Sometimes Growth Looks Like Breaking Up With Your Own Brand
- Lindsey Cacy 
- Jul 31
- 3 min read

I didn’t mean to become a brand.
But somewhere along the way—between the podcast episodes, the merch drops, the carefully timed captions and launches—I did.
It started innocently enough. A desire to serve. To create impact. To share my voice in a way that helped people reclaim themselves in a world that teaches us to abandon ourselves daily. And I did that. I still do that. But something changed.
Somewhere between building “the thing” and becoming “the thing,” I started to lose the parts of me that were never meant to be marketed.
Like the part of me that needs space and stillness. The part of me that gets overstimulated and exhausted by constant output. The part that needs to cry and grieve and lay on the floor for a while. The woman who is still walking through sobriety. Who is healing. Who is mothering. Who is asking big questions about this world and where it’s heading. The version of me that doesn’t want to perform empowerment, but actually live in alignment with what empowerment requires: boundaries, rest, courage, and self-trust.
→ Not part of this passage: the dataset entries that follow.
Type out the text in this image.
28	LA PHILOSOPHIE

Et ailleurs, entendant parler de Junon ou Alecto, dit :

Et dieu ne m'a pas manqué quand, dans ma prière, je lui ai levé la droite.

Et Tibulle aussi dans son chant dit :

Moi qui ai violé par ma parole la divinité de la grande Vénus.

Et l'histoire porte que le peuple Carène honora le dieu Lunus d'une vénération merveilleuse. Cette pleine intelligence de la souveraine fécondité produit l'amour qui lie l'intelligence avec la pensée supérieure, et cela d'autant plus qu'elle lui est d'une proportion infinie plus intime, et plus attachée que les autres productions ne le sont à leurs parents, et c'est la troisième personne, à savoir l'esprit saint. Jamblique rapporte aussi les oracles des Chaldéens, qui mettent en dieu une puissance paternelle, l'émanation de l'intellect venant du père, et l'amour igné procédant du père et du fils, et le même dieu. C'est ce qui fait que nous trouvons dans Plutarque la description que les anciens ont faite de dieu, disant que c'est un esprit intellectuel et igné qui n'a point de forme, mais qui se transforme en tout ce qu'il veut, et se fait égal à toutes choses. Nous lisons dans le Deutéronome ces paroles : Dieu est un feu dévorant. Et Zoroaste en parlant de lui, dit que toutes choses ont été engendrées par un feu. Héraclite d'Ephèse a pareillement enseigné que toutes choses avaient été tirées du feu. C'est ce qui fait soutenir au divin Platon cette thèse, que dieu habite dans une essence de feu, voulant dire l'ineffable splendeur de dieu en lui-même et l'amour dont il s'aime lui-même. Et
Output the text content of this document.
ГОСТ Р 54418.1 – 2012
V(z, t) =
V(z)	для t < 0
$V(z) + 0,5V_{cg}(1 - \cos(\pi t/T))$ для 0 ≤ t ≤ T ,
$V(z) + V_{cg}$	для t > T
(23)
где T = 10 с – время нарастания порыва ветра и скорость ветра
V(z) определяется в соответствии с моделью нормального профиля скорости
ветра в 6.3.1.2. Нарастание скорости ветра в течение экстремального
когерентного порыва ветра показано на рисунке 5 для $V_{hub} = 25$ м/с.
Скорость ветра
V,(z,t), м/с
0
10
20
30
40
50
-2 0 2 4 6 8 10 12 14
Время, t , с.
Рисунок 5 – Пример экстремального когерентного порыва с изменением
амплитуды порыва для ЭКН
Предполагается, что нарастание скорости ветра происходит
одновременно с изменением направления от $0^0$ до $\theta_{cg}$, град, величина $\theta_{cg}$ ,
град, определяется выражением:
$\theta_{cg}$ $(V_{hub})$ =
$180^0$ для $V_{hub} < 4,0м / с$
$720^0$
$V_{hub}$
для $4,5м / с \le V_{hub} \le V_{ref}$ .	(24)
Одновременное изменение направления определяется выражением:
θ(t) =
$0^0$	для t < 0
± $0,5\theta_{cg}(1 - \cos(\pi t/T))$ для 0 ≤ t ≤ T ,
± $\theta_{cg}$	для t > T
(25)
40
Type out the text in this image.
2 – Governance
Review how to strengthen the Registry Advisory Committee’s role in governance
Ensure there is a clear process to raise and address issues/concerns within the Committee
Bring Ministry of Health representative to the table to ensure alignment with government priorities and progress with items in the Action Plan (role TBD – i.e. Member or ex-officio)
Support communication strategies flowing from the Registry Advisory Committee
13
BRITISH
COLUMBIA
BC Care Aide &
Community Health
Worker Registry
I hired the coach. I created the signature framework. I built the funnel and launched the program. I followed the rules. I played the game. And honestly? It taught me a lot. I don’t regret any of it.
But I’d be lying if I said I didn’t feel like I was slowly being packaged into something shinier, cleaner, more palatable than who I actually am.
And who I actually am is someone who feels deeply. Who is concerned—truly concerned—about the state of our world, our systems, and the way we’re being conditioned to keep going like nothing’s wrong. I am someone in recovery from alcohol, capitalism, perfectionism, and the performance of success. I am someone who cares more about my community than my content strategy. Someone who wants to build something that can’t be monetized: meaning.
But the more I leaned into “the brand,” the less I felt like me.
And that’s where this shift began.
This isn't a blog post about throwing it all away. I’m not burning it down. I’m just done pretending I need to shrink, contort, or constantly “produce” in order to be relevant or valuable. I’m not here to be consistent—I’m here to be true. And that means I’m going to be quiet sometimes. I’m going to move slowly. I’m going to take time away from the mic. I’m going to say no to what doesn’t fit anymore, even if it’s “on brand.”
Because I’m not a brand. I’m a human being. A woman. A mother. A creator. A vessel.
And I want to live like that matters more than the algorithm.
So if you’ve ever looked around at the life, the work, the platform you built—and felt the quiet grief of not fully seeing yourself in it anymore—this is your reminder: You get to come home to yourself. You get to return.
You don’t have to be a brand. You’re not a product. You are a body. A breath. A spirit in motion. You are a soul with a role to play in this collective awakening. And you don’t have to figure it all out before you start listening.
Like so many others, I’m getting deeply curious—more intentional than ever, about what my role is in this moment of unraveling and rebirth. The atrocities happening in the U.S. and across the globe aren’t just “news”—they’re soul-shaking reminders that we cannot keep living in systems built on harm, performance, and disconnection. Something sacred is calling us forward. And I’m listening.
I’m still here. Still becoming. Still asking the hard questions. But this time, I’m doing it from a place that honors my body, my spirit, and my responsibility.
And I hope, wherever you are, you feel brave enough to do the same. Because we need more real ones. Awake ones. Not just showing up, but showing up whole.